[ 役 職 ]
東北ブロック
副ブロック長
[ 名 前 ]
大須賀 豊 |
Vol.006 「歌舞伎を楽しむ」
私は歌舞伎の「大向う」をしております。「大向う」とは実際の舞台で役者の動きやセリフに合わせ、“ここぞ”という場面で「成田屋!」などと掛け声を掛けることを言い、舞台の役者から見て一番向うの三階席の奥から声がかかるので「大向う」と呼ばれます。
本来、観客どなたでも掛けて良いものですが日本の古典芸能には「間」というものがあり、この「間」に合わせて舞台を盛り上げるように掛けるのは難しく専門化しています。
私は歌舞伎座公認の大向うと言う立場からNHK文化センター初め各所で歌舞伎講座の講師を勤めさせて頂き、芝居の楽しさや魅力を伝えています。
歌舞伎には沢山の面白さや魅力があり、芝居・役者・衣裳・邦楽など様々な角度から楽しめます。この「玉手箱」に一度足を踏み入れますと、その奥深さに嵌って行きます。
歌舞伎の楽しみ方の一つに「役者を見る楽しみ」があります。
本年、十二月風物詩としても有名な京都南座の顔見世興業で「坂田 藤十郎」が喜寿の記念に「娘道成寺」を踊ります。「娘道成寺」は何度も衣裳を変えて正味一時間踊り続ける歌舞伎女形舞踊の代表曲、難役です。その大曲に七十八歳の坂田藤十郎丈が挑みます。
藤十郎丈は一昨年、名前が途絶えていた江戸元禄時代の上方の名優「坂田藤十郎」の名跡を復活させました。これは、京都大阪の歌舞伎を盛り上げたいという「志」からの襲名でした。この襲名は歌舞伎界でも異例で、相撲に例えると今の横綱が強いから江戸時代の名横綱「谷風」の名前を襲名するようなとんでもないものです。

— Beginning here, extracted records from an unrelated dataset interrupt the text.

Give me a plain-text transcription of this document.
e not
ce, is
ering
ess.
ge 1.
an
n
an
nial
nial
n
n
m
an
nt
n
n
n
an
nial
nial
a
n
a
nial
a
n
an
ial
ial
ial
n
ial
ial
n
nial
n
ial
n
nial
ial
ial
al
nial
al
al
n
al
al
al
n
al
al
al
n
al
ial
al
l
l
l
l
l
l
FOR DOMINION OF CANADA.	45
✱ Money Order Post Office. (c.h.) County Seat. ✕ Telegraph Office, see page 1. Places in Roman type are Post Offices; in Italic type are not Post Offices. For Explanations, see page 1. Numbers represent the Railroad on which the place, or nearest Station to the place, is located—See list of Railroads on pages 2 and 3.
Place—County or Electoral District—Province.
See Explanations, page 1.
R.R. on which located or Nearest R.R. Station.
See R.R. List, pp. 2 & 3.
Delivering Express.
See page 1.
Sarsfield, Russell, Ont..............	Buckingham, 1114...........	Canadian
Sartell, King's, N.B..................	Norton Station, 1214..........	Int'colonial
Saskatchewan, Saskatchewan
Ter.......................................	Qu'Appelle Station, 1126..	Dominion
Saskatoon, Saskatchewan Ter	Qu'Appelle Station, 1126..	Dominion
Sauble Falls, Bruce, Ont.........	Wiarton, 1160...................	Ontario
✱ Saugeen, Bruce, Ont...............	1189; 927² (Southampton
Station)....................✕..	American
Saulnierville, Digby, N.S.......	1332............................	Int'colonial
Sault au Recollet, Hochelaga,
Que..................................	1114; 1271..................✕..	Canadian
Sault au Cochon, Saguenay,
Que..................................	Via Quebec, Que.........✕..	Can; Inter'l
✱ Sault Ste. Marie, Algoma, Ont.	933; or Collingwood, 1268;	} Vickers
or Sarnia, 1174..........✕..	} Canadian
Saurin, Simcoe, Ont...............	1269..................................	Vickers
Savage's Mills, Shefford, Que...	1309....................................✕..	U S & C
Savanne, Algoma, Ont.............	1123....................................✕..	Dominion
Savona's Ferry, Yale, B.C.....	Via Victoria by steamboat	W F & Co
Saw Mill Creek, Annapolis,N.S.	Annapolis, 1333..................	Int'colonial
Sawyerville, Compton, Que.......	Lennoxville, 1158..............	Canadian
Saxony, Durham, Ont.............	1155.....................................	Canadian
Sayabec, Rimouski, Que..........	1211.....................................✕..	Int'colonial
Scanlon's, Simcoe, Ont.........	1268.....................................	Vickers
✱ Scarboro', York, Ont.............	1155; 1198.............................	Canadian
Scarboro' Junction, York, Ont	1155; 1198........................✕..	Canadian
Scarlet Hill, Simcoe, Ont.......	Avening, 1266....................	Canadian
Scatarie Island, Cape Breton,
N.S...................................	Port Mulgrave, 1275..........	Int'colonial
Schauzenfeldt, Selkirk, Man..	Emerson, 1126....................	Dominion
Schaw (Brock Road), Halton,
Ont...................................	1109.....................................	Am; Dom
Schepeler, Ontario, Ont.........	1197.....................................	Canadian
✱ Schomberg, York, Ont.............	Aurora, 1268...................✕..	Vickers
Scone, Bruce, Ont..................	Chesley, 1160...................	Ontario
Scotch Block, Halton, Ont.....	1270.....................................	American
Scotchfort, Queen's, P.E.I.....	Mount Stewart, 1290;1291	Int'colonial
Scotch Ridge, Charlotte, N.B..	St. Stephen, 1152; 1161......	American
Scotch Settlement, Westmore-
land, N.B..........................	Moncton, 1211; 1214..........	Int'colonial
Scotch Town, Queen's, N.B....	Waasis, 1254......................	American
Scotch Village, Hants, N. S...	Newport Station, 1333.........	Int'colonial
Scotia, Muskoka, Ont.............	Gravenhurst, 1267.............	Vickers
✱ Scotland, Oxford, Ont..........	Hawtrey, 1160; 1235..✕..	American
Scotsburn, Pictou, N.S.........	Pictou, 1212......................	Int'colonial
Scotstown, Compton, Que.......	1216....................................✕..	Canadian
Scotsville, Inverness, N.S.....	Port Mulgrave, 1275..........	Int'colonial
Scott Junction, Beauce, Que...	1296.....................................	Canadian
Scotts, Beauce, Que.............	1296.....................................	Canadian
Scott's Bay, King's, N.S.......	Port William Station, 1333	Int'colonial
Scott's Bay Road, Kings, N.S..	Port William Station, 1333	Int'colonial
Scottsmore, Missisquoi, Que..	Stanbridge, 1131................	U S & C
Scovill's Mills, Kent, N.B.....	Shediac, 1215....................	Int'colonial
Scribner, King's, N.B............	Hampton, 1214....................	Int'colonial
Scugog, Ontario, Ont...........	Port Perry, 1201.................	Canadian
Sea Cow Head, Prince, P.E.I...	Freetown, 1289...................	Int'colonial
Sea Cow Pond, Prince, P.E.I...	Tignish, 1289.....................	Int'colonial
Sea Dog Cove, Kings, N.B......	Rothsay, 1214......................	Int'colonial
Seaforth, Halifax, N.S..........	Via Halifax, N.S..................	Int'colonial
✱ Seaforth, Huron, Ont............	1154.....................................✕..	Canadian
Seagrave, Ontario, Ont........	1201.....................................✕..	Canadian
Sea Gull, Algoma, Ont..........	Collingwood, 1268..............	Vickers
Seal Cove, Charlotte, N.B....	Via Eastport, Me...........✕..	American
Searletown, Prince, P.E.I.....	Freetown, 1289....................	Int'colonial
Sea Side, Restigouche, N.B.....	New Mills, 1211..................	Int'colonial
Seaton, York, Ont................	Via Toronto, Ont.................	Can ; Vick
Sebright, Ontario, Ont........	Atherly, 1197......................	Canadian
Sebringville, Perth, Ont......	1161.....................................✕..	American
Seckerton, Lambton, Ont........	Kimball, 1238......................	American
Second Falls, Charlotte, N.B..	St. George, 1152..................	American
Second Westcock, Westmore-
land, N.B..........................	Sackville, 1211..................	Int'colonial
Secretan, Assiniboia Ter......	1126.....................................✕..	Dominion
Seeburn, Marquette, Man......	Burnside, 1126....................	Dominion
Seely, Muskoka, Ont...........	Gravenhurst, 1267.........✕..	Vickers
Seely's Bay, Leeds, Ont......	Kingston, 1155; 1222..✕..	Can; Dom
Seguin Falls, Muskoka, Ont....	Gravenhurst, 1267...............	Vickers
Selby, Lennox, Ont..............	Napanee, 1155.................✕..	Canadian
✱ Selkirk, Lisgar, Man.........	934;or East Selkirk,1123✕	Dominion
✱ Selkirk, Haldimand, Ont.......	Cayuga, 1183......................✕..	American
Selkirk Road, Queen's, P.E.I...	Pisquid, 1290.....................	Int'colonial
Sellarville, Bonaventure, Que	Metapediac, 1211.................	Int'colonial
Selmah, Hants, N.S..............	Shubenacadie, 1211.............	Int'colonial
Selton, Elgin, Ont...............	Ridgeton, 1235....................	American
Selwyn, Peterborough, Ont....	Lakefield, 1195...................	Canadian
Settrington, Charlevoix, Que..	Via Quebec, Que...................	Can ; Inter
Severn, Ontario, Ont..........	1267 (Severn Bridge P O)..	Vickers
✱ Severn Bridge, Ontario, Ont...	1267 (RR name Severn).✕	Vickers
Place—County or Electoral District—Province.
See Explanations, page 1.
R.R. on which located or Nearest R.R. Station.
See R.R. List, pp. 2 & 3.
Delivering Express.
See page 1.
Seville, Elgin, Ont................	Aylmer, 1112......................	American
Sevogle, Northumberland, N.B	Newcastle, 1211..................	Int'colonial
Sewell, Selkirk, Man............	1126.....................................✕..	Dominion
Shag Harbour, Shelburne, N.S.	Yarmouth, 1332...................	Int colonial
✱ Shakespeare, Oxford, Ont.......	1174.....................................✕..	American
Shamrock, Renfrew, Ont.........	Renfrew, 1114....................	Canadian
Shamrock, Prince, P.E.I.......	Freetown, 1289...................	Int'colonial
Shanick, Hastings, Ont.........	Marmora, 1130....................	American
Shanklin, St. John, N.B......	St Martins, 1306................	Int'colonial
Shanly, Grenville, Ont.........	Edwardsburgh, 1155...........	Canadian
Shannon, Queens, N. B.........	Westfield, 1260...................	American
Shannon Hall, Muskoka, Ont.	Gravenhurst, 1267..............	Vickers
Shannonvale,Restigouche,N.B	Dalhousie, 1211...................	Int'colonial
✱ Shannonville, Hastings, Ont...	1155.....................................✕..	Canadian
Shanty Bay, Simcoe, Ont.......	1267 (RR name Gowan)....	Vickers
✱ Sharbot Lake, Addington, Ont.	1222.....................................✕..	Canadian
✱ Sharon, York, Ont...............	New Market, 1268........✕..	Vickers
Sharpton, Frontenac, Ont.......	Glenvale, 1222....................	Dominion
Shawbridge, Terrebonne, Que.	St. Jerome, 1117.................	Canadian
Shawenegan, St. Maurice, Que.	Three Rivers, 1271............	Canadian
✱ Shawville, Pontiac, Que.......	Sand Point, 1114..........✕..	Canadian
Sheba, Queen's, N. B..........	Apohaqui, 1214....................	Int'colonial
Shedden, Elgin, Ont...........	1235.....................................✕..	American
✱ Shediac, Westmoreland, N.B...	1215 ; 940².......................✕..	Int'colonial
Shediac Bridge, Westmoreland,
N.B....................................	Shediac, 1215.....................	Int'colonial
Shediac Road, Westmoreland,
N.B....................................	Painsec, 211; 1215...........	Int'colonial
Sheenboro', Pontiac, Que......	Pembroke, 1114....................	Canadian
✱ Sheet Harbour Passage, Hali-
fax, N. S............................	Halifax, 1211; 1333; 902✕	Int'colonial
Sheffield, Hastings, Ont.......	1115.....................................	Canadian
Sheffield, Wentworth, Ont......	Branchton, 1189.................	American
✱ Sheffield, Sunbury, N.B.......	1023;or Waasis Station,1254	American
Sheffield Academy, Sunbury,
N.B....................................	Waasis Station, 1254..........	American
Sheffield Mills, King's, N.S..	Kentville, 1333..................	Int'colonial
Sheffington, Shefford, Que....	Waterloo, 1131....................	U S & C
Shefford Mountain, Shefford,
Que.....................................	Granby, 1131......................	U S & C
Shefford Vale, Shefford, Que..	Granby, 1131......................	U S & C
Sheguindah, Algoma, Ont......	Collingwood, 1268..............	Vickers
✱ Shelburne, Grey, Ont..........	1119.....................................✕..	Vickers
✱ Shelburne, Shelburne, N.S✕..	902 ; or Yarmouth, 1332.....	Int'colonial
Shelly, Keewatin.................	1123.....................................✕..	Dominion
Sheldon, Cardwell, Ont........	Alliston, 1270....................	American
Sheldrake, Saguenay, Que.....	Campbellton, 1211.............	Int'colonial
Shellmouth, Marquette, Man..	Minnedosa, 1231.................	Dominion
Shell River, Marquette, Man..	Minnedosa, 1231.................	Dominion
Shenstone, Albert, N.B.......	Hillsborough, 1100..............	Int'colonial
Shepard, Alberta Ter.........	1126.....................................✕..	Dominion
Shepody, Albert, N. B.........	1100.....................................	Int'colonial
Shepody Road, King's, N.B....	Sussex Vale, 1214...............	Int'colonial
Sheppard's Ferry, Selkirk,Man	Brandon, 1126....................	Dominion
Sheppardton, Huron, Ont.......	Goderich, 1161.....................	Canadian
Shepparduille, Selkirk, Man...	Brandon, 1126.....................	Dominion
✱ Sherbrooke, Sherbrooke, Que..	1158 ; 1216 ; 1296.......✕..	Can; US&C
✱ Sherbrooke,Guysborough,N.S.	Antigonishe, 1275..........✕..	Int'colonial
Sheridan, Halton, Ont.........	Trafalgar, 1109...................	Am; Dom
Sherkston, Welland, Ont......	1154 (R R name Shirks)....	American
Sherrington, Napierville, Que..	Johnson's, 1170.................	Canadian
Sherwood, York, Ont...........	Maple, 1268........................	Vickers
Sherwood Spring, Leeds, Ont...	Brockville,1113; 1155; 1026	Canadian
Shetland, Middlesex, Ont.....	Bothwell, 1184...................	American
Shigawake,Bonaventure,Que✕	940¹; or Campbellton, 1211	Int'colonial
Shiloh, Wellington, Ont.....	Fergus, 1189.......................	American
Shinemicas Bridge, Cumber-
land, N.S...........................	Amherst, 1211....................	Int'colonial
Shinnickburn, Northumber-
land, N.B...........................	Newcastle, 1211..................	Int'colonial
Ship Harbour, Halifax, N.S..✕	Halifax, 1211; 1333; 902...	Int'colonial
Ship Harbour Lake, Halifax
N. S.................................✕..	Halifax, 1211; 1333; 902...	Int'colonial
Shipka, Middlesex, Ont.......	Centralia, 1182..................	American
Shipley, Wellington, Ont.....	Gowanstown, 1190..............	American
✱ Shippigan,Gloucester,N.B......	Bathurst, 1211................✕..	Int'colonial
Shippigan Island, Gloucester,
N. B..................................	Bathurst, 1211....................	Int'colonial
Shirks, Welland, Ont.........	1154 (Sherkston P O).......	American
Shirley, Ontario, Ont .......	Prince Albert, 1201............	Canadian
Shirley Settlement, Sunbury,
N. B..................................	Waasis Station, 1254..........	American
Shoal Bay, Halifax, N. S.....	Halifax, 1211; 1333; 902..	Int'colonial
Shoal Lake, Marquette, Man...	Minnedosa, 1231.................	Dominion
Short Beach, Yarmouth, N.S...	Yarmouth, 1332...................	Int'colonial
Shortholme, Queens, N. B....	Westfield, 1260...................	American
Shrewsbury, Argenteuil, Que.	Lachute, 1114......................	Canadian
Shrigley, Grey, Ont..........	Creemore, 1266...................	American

しかし藤十郎丈の志があったればこそ皆が認め、襲名にいたりました。
私は襲名の折、藤十郎丈に直接お話を伺ったことがあります。「ぼくは、ぼく個人が藤十郎を継いだとは思っていません。上方歌舞伎を隆盛にしたいと思う「志」が継いだと思っています。だからありがたい。そしてぼくはこの年齢まで疲れたことが無いのよ、好きなことを仕事にしているから、これからどんどん新しいことをやりたい。」目を輝かせて話して下さいました。そこにはとても七十歳過ぎには見えない青年のように若々しい役者がいました。
私も京都南座での若々しく美しい、新しい志の道成寺を楽しみに「山城屋!」と大向うに伺います。皆様も是非お気軽に足を運んでみてください。
「歌舞伎は、か・べ・す」と言う言葉があります。菓子の「か」弁当の「べ」すしの「す」です。つまり芝居は見るだけではなく、食事も買い物もお茶もおしゃれも楽しむと言う意味です。江戸時代から四百年そんな楽しみが続いているのです。
鑑賞しようなどと肩に力を入れてみるのではなく、一日ゆるゆると楽しみながら見物・物見遊山してください。そして「志」を持って毎日真剣に芸の道の励む役者の生の芸に触れてみてください。
私も、歌舞伎を楽しみ魅力を伝えてゆく今をさらに発展させ日本の伝統文化を通して、日本人の文化意識向上・教育・しつけ・国際文化などの分野で貢献したいと思っています。